Agência: um conceito mágico

Faz um tempo que eu tenho pensado em escrever sobre "agency", mas nunca sei exatamente sobre o que escrever ou sobre como explicar o conceito. A definição é a sensação de ter controle das suas ações e das consequências delas. Note que a definição traz como ponto a sensação de ter controle. É muito daquele esquema de "não sabendo que era impossível, foi lá e fez". E nem é exatamente sobre algo ser impossível, mas é aquelas coisas que nós levamos como normal que já deixamos enraizados em nós mesmos. São coisas invisíveis. É importante notar também que agência se trata de ter controle sobre as consequências, então não é só uma questão de fazer algo é questão de saber que aquela ação terá impacto no ambiente/situação em que você se encontra.

 Male Speaker: The importance of language on a rainy day. Josh Waitzkin: One of the biggest mistakes that I observed in the first year of Jack's life or year or two of Jack's life that I observed with parents is that they have this language around weather; weather being good or bad. Whenever it was raining, they'd be like, it's bad weather. You'd hear moms, babysitters, dads talk about if it's bad weather, we can't go out or if it's good weather, we can go out. So that means that somehow we're externally reliant on conditions being perfect in order to be able to go out and have a good time. So Jack and I never missed a single storm. Every rain storm. I don't think we've missed one storm, other than one maybe when he was sick. But I don't think we've missed a single storm, rain or snow, going outside and romping in it. We developed this language around how beautiful it was. So now whenever there's a rainy day, Jack says, 'Look, Da-Da. It's such a beautiful rainy day.' And we go out and we play in it. I wanted him to have this internal locus of control. To not be reliant on external conditions being just so.

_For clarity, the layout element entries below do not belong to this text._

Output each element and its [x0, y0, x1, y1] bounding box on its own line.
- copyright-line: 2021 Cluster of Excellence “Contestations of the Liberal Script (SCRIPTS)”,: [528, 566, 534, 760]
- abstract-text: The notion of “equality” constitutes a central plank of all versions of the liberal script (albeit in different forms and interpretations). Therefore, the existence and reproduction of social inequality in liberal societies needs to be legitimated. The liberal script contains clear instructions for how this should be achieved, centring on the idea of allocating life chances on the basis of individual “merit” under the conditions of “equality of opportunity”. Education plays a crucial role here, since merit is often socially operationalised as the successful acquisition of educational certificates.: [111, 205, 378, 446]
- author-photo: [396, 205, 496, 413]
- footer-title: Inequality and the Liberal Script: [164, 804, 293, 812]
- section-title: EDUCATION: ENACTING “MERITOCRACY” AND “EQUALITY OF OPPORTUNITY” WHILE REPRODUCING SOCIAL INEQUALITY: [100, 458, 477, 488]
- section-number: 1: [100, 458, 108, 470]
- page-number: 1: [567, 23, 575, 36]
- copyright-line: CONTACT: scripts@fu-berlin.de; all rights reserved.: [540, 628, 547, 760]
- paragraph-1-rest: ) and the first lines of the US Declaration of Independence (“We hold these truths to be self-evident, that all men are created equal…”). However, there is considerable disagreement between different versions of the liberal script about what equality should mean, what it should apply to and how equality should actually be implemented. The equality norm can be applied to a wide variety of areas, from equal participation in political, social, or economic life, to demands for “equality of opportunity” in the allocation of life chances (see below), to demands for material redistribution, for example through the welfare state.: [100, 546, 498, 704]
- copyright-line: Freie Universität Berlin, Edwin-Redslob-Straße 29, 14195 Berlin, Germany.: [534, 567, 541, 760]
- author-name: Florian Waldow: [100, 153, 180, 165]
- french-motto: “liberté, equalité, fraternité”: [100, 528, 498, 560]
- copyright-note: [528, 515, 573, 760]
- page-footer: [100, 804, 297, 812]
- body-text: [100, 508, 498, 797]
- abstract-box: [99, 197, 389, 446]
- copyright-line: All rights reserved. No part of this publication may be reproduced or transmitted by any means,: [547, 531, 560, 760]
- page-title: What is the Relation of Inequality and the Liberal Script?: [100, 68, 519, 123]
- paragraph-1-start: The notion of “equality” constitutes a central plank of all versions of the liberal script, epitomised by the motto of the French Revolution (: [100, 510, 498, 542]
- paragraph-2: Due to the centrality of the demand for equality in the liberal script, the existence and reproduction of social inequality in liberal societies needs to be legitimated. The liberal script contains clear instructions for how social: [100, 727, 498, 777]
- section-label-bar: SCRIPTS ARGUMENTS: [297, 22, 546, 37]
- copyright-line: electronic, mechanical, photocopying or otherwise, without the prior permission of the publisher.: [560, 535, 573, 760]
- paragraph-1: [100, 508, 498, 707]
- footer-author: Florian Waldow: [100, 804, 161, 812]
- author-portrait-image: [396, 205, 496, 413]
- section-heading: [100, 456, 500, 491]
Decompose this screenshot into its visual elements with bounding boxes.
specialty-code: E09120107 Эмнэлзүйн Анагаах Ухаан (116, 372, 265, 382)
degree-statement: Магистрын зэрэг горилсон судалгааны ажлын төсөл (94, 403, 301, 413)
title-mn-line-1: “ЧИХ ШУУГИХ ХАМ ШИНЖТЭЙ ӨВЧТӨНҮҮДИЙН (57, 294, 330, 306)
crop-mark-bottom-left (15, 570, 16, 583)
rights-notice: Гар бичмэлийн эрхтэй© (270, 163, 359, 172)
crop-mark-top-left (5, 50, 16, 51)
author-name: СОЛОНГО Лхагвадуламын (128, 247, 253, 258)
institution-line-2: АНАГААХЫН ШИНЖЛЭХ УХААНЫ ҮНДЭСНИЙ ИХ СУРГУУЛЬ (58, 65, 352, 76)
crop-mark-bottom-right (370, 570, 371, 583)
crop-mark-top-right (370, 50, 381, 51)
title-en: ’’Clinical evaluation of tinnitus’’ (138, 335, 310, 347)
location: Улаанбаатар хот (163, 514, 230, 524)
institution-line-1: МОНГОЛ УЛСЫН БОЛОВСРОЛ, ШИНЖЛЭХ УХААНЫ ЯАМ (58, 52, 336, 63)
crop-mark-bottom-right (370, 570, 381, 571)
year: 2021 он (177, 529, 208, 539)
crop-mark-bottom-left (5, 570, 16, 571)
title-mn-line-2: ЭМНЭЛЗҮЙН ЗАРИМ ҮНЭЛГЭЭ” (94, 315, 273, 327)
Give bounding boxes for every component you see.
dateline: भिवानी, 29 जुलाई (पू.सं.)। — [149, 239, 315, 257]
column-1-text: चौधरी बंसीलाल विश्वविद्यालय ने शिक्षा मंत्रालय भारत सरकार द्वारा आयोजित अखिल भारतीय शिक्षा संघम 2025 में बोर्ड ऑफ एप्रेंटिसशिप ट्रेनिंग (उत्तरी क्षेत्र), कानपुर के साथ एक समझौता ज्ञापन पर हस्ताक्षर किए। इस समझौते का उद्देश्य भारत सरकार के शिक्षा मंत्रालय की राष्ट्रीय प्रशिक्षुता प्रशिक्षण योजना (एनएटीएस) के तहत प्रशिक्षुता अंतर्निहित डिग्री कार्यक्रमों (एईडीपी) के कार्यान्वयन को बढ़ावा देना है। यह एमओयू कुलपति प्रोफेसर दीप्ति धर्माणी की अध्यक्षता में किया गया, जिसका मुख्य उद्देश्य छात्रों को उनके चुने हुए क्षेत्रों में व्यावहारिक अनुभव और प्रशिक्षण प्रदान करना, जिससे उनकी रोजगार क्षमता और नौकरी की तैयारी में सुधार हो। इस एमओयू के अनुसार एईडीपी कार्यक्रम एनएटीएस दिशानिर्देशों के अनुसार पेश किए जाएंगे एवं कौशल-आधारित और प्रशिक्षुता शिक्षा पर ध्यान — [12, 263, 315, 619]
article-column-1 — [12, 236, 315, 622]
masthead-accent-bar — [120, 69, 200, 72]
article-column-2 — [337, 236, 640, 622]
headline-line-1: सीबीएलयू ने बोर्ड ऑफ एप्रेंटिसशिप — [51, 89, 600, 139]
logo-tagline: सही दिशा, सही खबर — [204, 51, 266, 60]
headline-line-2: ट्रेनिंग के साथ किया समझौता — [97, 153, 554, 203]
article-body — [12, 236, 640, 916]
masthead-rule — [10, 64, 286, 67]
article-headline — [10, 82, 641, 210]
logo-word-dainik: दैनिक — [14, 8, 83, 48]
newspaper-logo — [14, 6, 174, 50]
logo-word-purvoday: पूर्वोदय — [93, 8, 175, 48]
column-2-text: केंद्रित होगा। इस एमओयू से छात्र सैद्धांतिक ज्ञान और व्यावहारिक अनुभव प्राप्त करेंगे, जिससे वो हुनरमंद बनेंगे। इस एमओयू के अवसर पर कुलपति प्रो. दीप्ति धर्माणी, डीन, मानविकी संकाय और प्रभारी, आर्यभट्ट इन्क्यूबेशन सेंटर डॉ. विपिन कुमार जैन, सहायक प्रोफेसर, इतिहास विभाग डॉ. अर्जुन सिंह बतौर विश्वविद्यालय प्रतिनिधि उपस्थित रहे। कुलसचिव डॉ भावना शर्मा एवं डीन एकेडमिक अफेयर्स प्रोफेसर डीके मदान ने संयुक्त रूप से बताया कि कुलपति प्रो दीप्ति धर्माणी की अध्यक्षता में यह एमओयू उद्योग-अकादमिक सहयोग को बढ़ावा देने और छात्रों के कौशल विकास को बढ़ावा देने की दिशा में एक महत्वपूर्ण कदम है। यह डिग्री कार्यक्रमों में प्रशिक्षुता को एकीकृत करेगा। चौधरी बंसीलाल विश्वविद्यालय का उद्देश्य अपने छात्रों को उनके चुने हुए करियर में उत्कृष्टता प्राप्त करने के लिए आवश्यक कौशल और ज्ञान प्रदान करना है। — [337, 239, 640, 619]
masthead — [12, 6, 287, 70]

Eu acho esse exemplo maravilhoso. Ao invés de olhar o tempo, ser "restringido" pelas opções do tempo, eles foram lá e curtiram. Não existiu uma construção de que aquilo não poderia ser feito. Esse exemplo ficou ainda mais real qndo um amigoredacted que recentemente mudou pra amsterdã com um filho pequeno viu isso acontecendo na prática. Ele disse que como lá chove muito, é normal as crianças brincarem no parquinho mesmo que chova, se estava programado para brincarem no parquinho, eles vão brincar.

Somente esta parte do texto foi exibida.